There's no question that this piece was made by someone both intimately familiar with the natural world and intrigued by the playful possibilities of the most ordinary of mediums. On one wall, O'Leary, with deft bends of wire, isolates three typical duck positions with the panache of a kindly uncle turning a handkerchief into a shadow puppet.

In a larger sense, the installation is about the magical quality of art for both artist and viewer--the way a slight shift in focus can unlock a fanciful alternate universe. This utterly enchanting and humble piece serves as a reminder of the rewards of looking closely at the world while letting the imagination roam far afield.

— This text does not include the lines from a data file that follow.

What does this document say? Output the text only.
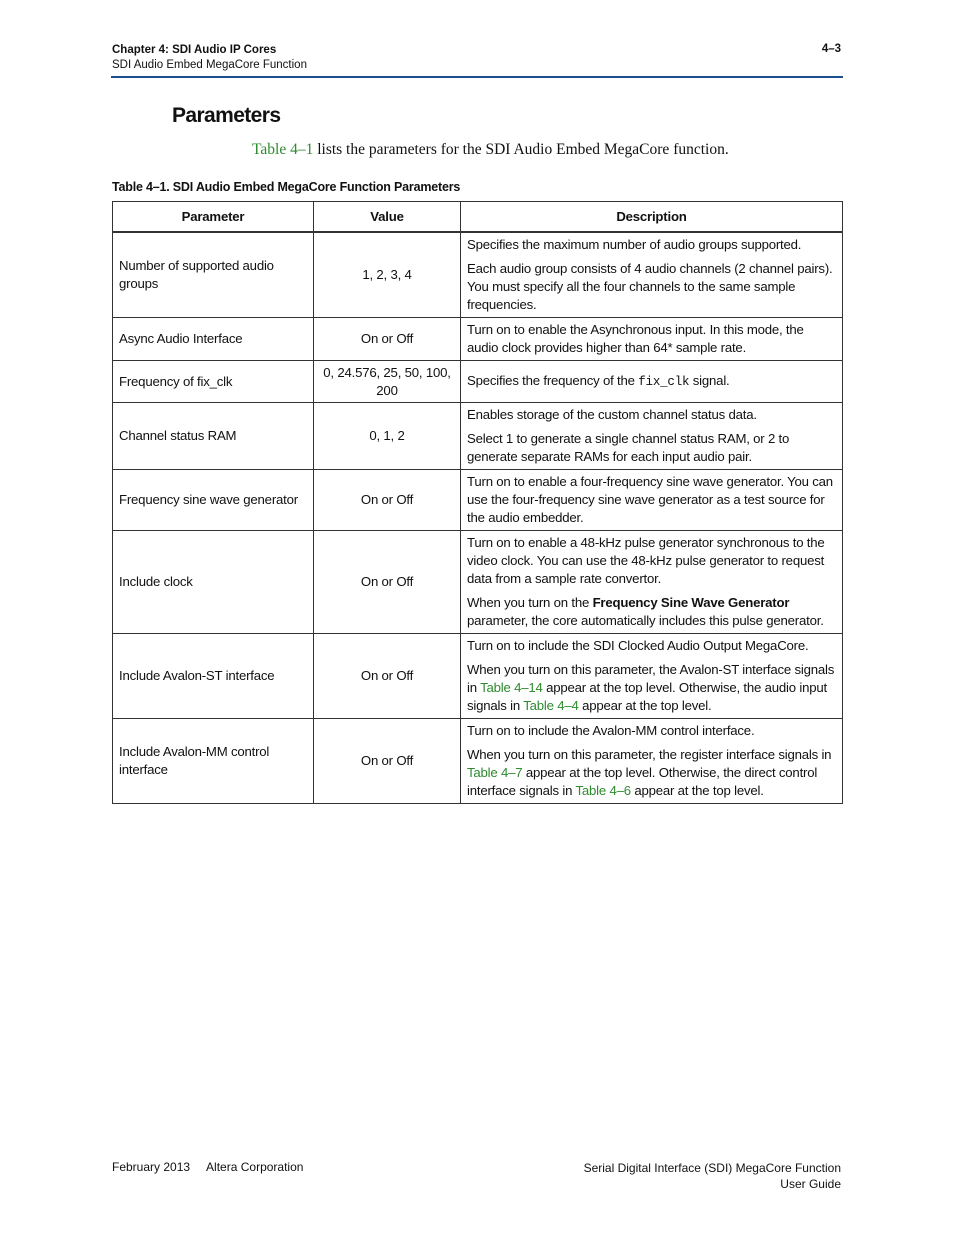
Chapter 4: SDI Audio IP Cores
SDI Audio Embed MegaCore Function
4–3
Parameters
Table 4–1 lists the parameters for the SDI Audio Embed MegaCore function.
Table 4–1. SDI Audio Embed MegaCore Function Parameters
Parameter	Value	Description
Number of supported audio groups	1, 2, 3, 4	Specifies the maximum number of audio groups supported.

Each audio group consists of 4 audio channels (2 channel pairs). You must specify all the four channels to the same sample frequencies.

Async Audio Interface	On or Off	Turn on to enable the Asynchronous input. In this mode, the audio clock provides higher than 64* sample rate.

Frequency of fix_clk	0, 24.576, 25, 50, 100, 200	Specifies the frequency of the fix_clk signal.

Channel status RAM	0, 1, 2	Enables storage of the custom channel status data.

Select 1 to generate a single channel status RAM, or 2 to generate separate RAMs for each input audio pair.

Frequency sine wave generator	On or Off	Turn on to enable a four-frequency sine wave generator. You can use the four-frequency sine wave generator as a test source for the audio embedder.

Include clock	On or Off	Turn on to enable a 48-kHz pulse generator synchronous to the video clock. You can use the 48-kHz pulse generator to request data from a sample rate convertor.

When you turn on the Frequency Sine Wave Generator parameter, the core automatically includes this pulse generator.

Include Avalon-ST interface	On or Off	Turn on to include the SDI Clocked Audio Output MegaCore.

When you turn on this parameter, the Avalon-ST interface signals in Table 4–14 appear at the top level. Otherwise, the audio input signals in Table 4–4 appear at the top level.

Include Avalon-MM control interface	On or Off	Turn on to include the Avalon-MM control interface.

When you turn on this parameter, the register interface signals in Table 4–7 appear at the top level. Otherwise, the direct control interface signals in Table 4–6 appear at the top level.

February 2013 Altera Corporation	Serial Digital Interface (SDI) MegaCore Function
User Guide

Other work of note is by Sally Ellesby and Nancy Rubins. Ellesby's "Blue Painting Opened Up" is a tiny, delicate structure of paint clots attached to the wall, spider-like, by tendrils of blue wire. The center of this piece is a yawning void, framed by fragile stalactites and stalagmites of blue paint. Rendered in miniature, this image of ravaged artifice becomes a bizarre curiosity, an arachnid with art world pretensions.

Rubins' untitled "drawings" are pieces of thick paper entirely covered by glossy black swaths of pencil lead. These laboriously worked surfaces have been torn into several pieces, then reassembled and push-pinned onto the wall.

The piece seems to be a meditation about effort, premeditation, impulse and second thoughts. Once sundered, the pieces can be joined only in a rough, provisional way. The wall becomes a sort of healing mechanism, patiently accepting an infinite number of revisions, while the drawing itself resists harmony or closure. One untethered shard of paper flies rebelliously into space.

This spaciously installed show, which also includes work by Daniel Weiner and Linda Besemer, has only one significant disappointment: a group of wire pieces by Gary Martin, a sculptor from Orange County who likes to play perceptual games. Each piece is an abstract tangle of wires arranged to create the shadow image of an owl, a skull or a woman's head.

The problem with this tactic--beyond the trite rendering of the imagery--is that it's just a gimmick: It doesn't point to anything beyond its own mechanical skill. Rather than enlarge the range of possible references, these wire doodles narrow it. And that's the opposite of the bracing effect of good "off the wall" art.